Here is the output format created by dwiml_create_hdf5_dataset.py and recognized by our scripts. It can also be investigated by running script dwiml_hdf5_print_architecture with an existing hdf5.
hdf5.attrs["version"] = the database version.
hdf5.attrs['training_subjs'] = the list of str representing the training subjects.
hdf5.attrs['validation_subjs'] = the list of str representing the validation subjects.
hdf5.attrs['testing_subjs'] = the list of str representing the testing subjects.
# hdf5.keys() are the subjects.
hdf5['subj1'].keys() are the groups from the config_file.
hdf5['subj1']['group1'].attrs['type'] = 'volume' or 'streamlines'.
hdf5['subj1']['group1']['data'] is the data.
# For streamlines, other available data:
# (from the data:)
hdf5['subj1']['group1']['offsets']
hdf5['subj1']['group1']['lengths']
hdf5['subj1']['group1']['euclidean_lengths']
# (from the space attributes:)
hdf5['subj1']['group1']['space']
hdf5['subj1']['group1']['affine']
hdf5['subj1']['group1']['dimensions']
hdf5['subj1']['group1']['voxel_sizes']
hdf5['subj1']['group1']['voxel_order']
# (others:)
hdf5['subj1']['group1']['connectivity_matrix']

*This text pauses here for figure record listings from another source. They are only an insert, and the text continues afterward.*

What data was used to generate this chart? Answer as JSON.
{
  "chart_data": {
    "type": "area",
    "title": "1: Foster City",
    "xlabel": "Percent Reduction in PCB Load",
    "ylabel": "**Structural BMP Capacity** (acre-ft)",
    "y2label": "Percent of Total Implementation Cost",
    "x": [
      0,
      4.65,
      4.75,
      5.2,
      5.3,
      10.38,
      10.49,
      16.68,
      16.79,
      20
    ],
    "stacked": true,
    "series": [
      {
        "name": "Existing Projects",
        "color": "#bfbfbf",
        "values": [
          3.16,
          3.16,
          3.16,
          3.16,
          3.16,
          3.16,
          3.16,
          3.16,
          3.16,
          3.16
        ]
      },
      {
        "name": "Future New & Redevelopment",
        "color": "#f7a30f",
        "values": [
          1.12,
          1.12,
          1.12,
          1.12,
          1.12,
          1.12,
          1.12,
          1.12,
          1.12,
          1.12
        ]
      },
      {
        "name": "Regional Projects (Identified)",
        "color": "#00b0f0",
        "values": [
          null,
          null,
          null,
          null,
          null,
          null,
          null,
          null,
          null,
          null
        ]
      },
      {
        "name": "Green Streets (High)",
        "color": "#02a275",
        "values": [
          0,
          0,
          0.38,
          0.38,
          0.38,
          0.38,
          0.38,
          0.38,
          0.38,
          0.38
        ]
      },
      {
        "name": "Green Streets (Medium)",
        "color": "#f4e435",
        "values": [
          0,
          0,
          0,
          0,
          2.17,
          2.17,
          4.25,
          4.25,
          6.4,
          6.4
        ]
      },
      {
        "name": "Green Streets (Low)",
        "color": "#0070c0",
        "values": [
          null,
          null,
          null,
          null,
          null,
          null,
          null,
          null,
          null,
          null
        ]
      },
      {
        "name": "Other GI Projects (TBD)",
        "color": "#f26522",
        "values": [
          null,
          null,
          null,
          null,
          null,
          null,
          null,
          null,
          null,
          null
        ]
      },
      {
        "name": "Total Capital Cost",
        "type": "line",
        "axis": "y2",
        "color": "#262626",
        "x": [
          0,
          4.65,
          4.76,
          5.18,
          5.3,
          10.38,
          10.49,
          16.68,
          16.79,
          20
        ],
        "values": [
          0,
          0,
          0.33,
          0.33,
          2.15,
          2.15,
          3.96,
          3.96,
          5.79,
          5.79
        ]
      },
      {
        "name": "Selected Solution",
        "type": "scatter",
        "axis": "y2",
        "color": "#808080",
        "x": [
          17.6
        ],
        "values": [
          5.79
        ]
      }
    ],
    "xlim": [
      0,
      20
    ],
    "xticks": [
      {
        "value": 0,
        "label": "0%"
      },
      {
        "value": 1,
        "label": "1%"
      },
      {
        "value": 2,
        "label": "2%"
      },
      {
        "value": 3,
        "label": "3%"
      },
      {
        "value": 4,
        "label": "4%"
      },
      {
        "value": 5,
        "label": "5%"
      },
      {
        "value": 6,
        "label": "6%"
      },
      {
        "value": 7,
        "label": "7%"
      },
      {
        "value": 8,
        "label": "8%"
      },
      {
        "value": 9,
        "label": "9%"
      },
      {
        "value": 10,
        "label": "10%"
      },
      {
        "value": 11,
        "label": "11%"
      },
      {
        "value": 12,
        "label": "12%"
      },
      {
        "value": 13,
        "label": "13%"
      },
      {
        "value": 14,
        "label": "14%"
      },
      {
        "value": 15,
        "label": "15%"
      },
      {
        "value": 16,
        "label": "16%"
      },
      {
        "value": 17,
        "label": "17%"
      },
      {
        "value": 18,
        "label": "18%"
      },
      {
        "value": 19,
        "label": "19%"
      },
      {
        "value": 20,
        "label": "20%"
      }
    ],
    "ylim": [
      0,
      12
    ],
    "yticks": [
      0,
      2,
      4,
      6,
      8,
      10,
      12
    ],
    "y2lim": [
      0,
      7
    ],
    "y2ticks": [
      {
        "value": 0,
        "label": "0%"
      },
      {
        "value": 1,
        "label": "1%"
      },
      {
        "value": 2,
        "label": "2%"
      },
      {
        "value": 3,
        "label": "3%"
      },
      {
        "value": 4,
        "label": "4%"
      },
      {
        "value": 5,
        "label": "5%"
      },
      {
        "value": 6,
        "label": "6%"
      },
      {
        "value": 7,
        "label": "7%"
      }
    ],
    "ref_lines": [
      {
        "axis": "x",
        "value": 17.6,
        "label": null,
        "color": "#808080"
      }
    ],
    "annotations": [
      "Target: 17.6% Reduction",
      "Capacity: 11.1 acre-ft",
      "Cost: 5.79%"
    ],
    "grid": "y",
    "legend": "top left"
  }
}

hdf5['subj1']['group1']['connectivity_matrix_type'] = 'from_blocs' or 'from_labels'
hdf5['subj1']['group1']['connectivity_label_volume'] (the labels\' volume group) OR
hdf5['subj1']['group1']['connectivity_nb_blocs'] (a list of three integers)
hdf5['subj1']['group1']['data_per_streamline'] (a HDF5 group of 2D numpy arrays)
# For volumes, other available data:
hdf5['sub1']['group1']['affine']
hdf5['sub1']['group1']['voxres']
hdf5['sub1']['group1']['nb_features']
If this is not enough for you, you may investigate our file dwi_ml/data/hdf5/hdf5_creation.py.